One of the first scenes features Zachariah, sitting on his bunk while working in a gold mine, writing a letter of lament to his mother. Speaking for the first time in English, a low-shot captures Zachariah narrating his own suffering. This is indicative of one of the film’s aims — and that of ‘Drum’ magazine in general: rather than be presented as the disenfranchised, passive African, Zachariah is providing the narrative to his own experience, rather than it being defined elsewhere.

As a historical document, ‘Come Back, Africa’ captures Sophiatown before its demolition, and the cultural riches which were contained within it, including the debate and discourse of the young intellectual class featured in the shebeen scenes. Rightly described by Nkosi as ‘urbanized, eager, fast-talking and brash’ (in Modisane 1990), the political debate over white liberals and their discussion of Marumu’s morality is riveting. ‘If I could get that much color off you’ one of the drunk intellectuals laughs, ‘I could liberate you that much’. In the famous shebeen scene, which features a stupendous performance by the impossibly young Miriam Makeba, they discuss the liberal view, ‘embodied’ in Alan Paton’s book Cry The Beloved Country (1948). They laugh at the liberals, saying they are ‘three days late’, and that they do not want a ‘grown up African’.

While they are talking and laughing, Zachariah stays quiet, and admits that he does not understand their talk. And yet, he agrees — ‘I like it’. It seems to be the beginning of his development of a politicized, black consciousness. This can be linked to the wider emergence of a movement of the same name, which, framed by the tragedy of the Sharpeville Massacre, prompted writers and poets to produce work under this new subjectivity. ‘Come Back, Africa’ is as much a homage to Sophiatown as it is a narrative of hardship. For Modisane, the destruction of Sophiatown was a terrible loss; ‘there was another death gaping at me; I turned away from the ruins of the house where I was born in a determination not to look upon this death of Sophiatown’. The township became a defiant space, a ‘living symbol’ where the art of survival was celebrated, through song, literature and music. This prominence of music in the film is both a testament to Sophiatown’s beauty and a soundtrack of its oppression.

In the painfully beautiful scene at the end of the film, Rogosin captures Zachariah’s wife as she hums mournfully, waiting for his return from arrest. The trembling whistle becomes the woeful final soundtrack to Sophiatown, with panning shots of the cityscape — its pre-emptive melodic obituary.

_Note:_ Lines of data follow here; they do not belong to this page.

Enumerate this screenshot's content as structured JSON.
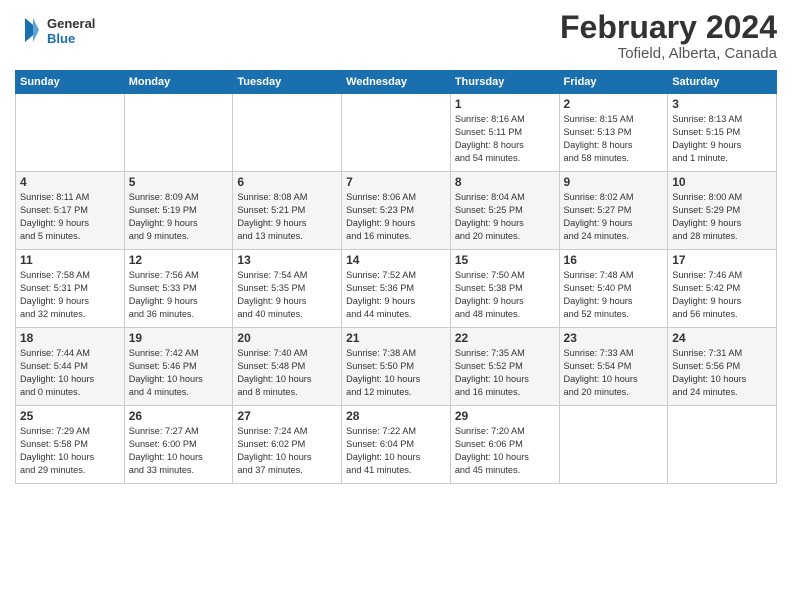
{
  "app": {
    "name": "GeneralBlue",
    "logo_line1": "General",
    "logo_line2": "Blue"
  },
  "header": {
    "month": "February 2024",
    "location": "Tofield, Alberta, Canada"
  },
  "days_of_week": [
    "Sunday",
    "Monday",
    "Tuesday",
    "Wednesday",
    "Thursday",
    "Friday",
    "Saturday"
  ],
  "weeks": [
    [
      {
        "day": "",
        "info": ""
      },
      {
        "day": "",
        "info": ""
      },
      {
        "day": "",
        "info": ""
      },
      {
        "day": "",
        "info": ""
      },
      {
        "day": "1",
        "info": "Sunrise: 8:16 AM\nSunset: 5:11 PM\nDaylight: 8 hours\nand 54 minutes."
      },
      {
        "day": "2",
        "info": "Sunrise: 8:15 AM\nSunset: 5:13 PM\nDaylight: 8 hours\nand 58 minutes."
      },
      {
        "day": "3",
        "info": "Sunrise: 8:13 AM\nSunset: 5:15 PM\nDaylight: 9 hours\nand 1 minute."
      }
    ],
    [
      {
        "day": "4",
        "info": "Sunrise: 8:11 AM\nSunset: 5:17 PM\nDaylight: 9 hours\nand 5 minutes."
      },
      {
        "day": "5",
        "info": "Sunrise: 8:09 AM\nSunset: 5:19 PM\nDaylight: 9 hours\nand 9 minutes."
      },
      {
        "day": "6",
        "info": "Sunrise: 8:08 AM\nSunset: 5:21 PM\nDaylight: 9 hours\nand 13 minutes."
      },
      {
        "day": "7",
        "info": "Sunrise: 8:06 AM\nSunset: 5:23 PM\nDaylight: 9 hours\nand 16 minutes."
      },
      {
        "day": "8",
        "info": "Sunrise: 8:04 AM\nSunset: 5:25 PM\nDaylight: 9 hours\nand 20 minutes."
      },
      {
        "day": "9",
        "info": "Sunrise: 8:02 AM\nSunset: 5:27 PM\nDaylight: 9 hours\nand 24 minutes."
      },
      {
        "day": "10",
        "info": "Sunrise: 8:00 AM\nSunset: 5:29 PM\nDaylight: 9 hours\nand 28 minutes."
      }
    ],
    [
      {
        "day": "11",
        "info": "Sunrise: 7:58 AM\nSunset: 5:31 PM\nDaylight: 9 hours\nand 32 minutes."
      },
      {
        "day": "12",
        "info": "Sunrise: 7:56 AM\nSunset: 5:33 PM\nDaylight: 9 hours\nand 36 minutes."
      },
      {
        "day": "13",
        "info": "Sunrise: 7:54 AM\nSunset: 5:35 PM\nDaylight: 9 hours\nand 40 minutes."
      },
      {
        "day": "14",
        "info": "Sunrise: 7:52 AM\nSunset: 5:36 PM\nDaylight: 9 hours\nand 44 minutes."
      },
      {
        "day": "15",
        "info": "Sunrise: 7:50 AM\nSunset: 5:38 PM\nDaylight: 9 hours\nand 48 minutes."
      },
      {
        "day": "16",
        "info": "Sunrise: 7:48 AM\nSunset: 5:40 PM\nDaylight: 9 hours\nand 52 minutes."
      },
      {
        "day": "17",
        "info": "Sunrise: 7:46 AM\nSunset: 5:42 PM\nDaylight: 9 hours\nand 56 minutes."
      }
    ],
    [
      {
        "day": "18",
        "info": "Sunrise: 7:44 AM\nSunset: 5:44 PM\nDaylight: 10 hours\nand 0 minutes."
      },
      {
        "day": "19",
        "info": "Sunrise: 7:42 AM\nSunset: 5:46 PM\nDaylight: 10 hours\nand 4 minutes."
      },
      {
        "day": "20",
        "info": "Sunrise: 7:40 AM\nSunset: 5:48 PM\nDaylight: 10 hours\nand 8 minutes."
      },
      {
        "day": "21",
        "info": "Sunrise: 7:38 AM\nSunset: 5:50 PM\nDaylight: 10 hours\nand 12 minutes."
      },
      {
        "day": "22",
        "info": "Sunrise: 7:35 AM\nSunset: 5:52 PM\nDaylight: 10 hours\nand 16 minutes."
      },
      {
        "day": "23",
        "info": "Sunrise: 7:33 AM\nSunset: 5:54 PM\nDaylight: 10 hours\nand 20 minutes."
      },
      {
        "day": "24",
        "info": "Sunrise: 7:31 AM\nSunset: 5:56 PM\nDaylight: 10 hours\nand 24 minutes."
      }
    ],
    [
      {
        "day": "25",
        "info": "Sunrise: 7:29 AM\nSunset: 5:58 PM\nDaylight: 10 hours\nand 29 minutes."
      },
      {
        "day": "26",
        "info": "Sunrise: 7:27 AM\nSunset: 6:00 PM\nDaylight: 10 hours\nand 33 minutes."
      },
      {
        "day": "27",
        "info": "Sunrise: 7:24 AM\nSunset: 6:02 PM\nDaylight: 10 hours\nand 37 minutes."
      },
      {
        "day": "28",
        "info": "Sunrise: 7:22 AM\nSunset: 6:04 PM\nDaylight: 10 hours\nand 41 minutes."
      },
      {
        "day": "29",
        "info": "Sunrise: 7:20 AM\nSunset: 6:06 PM\nDaylight: 10 hours\nand 45 minutes."
      },
      {
        "day": "",
        "info": ""
      },
      {
        "day": "",
        "info": ""
      }
    ]
  ]
}
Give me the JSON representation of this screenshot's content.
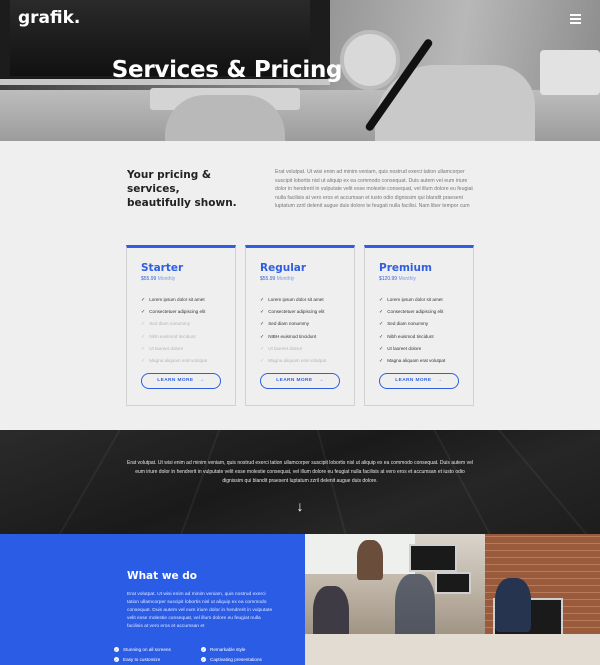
{
  "header": {
    "logo": "grafik.",
    "menu_icon": "hamburger-menu-icon"
  },
  "hero": {
    "title": "Services & Pricing"
  },
  "intro": {
    "heading_line1": "Your pricing & services,",
    "heading_line2": "beautifully shown.",
    "text": "Erat volutpat. Ut wisi enim ad minim veniam, quis nostrud exerci tation ullamcorper suscipit lobortis nisl ut aliquip ex ea commodo consequat. Duis autem vel eum iriure dolor in hendrerit in vulputate velit esse molestie consequat, vel illum dolore eu feugiat nulla facilisis at vero eros et accumsan et iusto odio dignissim qui blandit praesent luptatum zzril delenit augue duis dolore te feugait nulla facilisi. Nam liber tempor cum"
  },
  "pricing": {
    "button_label": "LEARN MORE",
    "button_arrow": "→",
    "check": "✓",
    "plans": [
      {
        "name": "Starter",
        "price": "$55.99",
        "unit": "Monthly",
        "features": [
          {
            "label": "Lorem ipsum dolor sit amet",
            "included": true
          },
          {
            "label": "Consectetuer adipiscing elit",
            "included": true
          },
          {
            "label": "Sed diam nonummy",
            "included": false
          },
          {
            "label": "Nibh euismod tincidunt",
            "included": false
          },
          {
            "label": "Ut laoreet dolore",
            "included": false
          },
          {
            "label": "Magna aliquam erat volutpat",
            "included": false
          }
        ]
      },
      {
        "name": "Regular",
        "price": "$55.99",
        "unit": "Monthly",
        "features": [
          {
            "label": "Lorem ipsum dolor sit amet",
            "included": true
          },
          {
            "label": "Consectetuer adipiscing elit",
            "included": true
          },
          {
            "label": "Sed diam nonummy",
            "included": true
          },
          {
            "label": "NIBH euismod tincidunt",
            "included": true
          },
          {
            "label": "Ut laoreet dolore",
            "included": false
          },
          {
            "label": "Magna aliquam erat volutpat",
            "included": false
          }
        ]
      },
      {
        "name": "Premium",
        "price": "$120.99",
        "unit": "Monthly",
        "features": [
          {
            "label": "Lorem ipsum dolor sit amet",
            "included": true
          },
          {
            "label": "Consectetuer adipiscing elit",
            "included": true
          },
          {
            "label": "Sed diam nonummy",
            "included": true
          },
          {
            "label": "Nibh euismod tincidunt",
            "included": true
          },
          {
            "label": "Ut laoreet dolore",
            "included": true
          },
          {
            "label": "Magna aliquam erat volutpat",
            "included": true
          }
        ]
      }
    ]
  },
  "band": {
    "text": "Erat volutpat. Ut wisi enim ad minim veniam, quis nostrud exerci tation ullamcorper suscipit lobortis nisl ut aliquip ex ea commodo consequat. Duis autem vel eum iriure dolor in hendrerit in vulputate velit esse molestie consequat, vel illum dolore eu feugiat nulla facilisis at vero eros et accumsan et iusto odio dignissim qui blandit praesent luptatum zzril delenit augue duis dolore.",
    "arrow": "↓"
  },
  "what_we_do": {
    "title": "What we do",
    "text": "Erat volutpat. Ut wisi enim ad minim veniam, quis nostrud exerci tation ullamcorper suscipit lobortis nisl ut aliquip ex ea commodo consequat. Duis autem vel eum iriure dolor in hendrerit in vulputate velit esse molestie consequat, vel illum dolore eu feugiat nulla facilisis at vero eros et accumsan et",
    "features": [
      "Stunning on all screens",
      "Remarkable style",
      "Easy to customize",
      "Captivating presentations"
    ]
  },
  "colors": {
    "accent": "#2f5fe0",
    "blue_section": "#2b5ce6"
  }
}
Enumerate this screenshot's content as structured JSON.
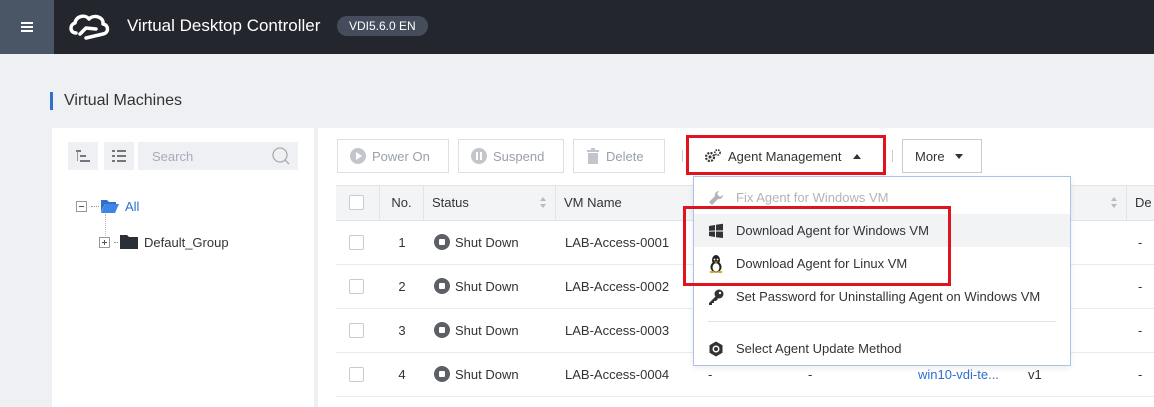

‘Come Back, Africa’ offers no light at the end of the tunnel as Hollywood has us accustomed to. Zachariah falls apart on-screen at the discovery of his wife’s murder. Their relationship has been given depth; their tender kiss is in contrast to the blatant sexuality of Hazel (and even to Makeba’s untouchable glamour) and it seems to present black sexuality as far distant to the white stereotype of an animalistic, uncontrollable sexuality.

Zachariah’s anguish is difficult to watch. Modisane writes: ‘the crack up of the character, and the man, were so closely linked that we were horrified to be in the presence of the destruction of a man. It was a nightmare we could not control or stop or turn our faces from’. It is this destruction that ‘Come Back, Africa’ makes clear to the viewer. Unlike the Rev Kumalo, Paton’s hero, Zachariah embodies none of the ‘white liberal’ politics, what Modisane calls ‘a cunning expression’. Rather, he was just a man asked ‘to live again his life before the camera’ and it is for this reason that Zachariah’s performance ends with such harrowing gravitas, accompanied by an electrifying soviet-style montage, bringing to culmination the theme of the drumming soundtrack, the relentless oppression and hardship and his heightened political and emotional subjectivity.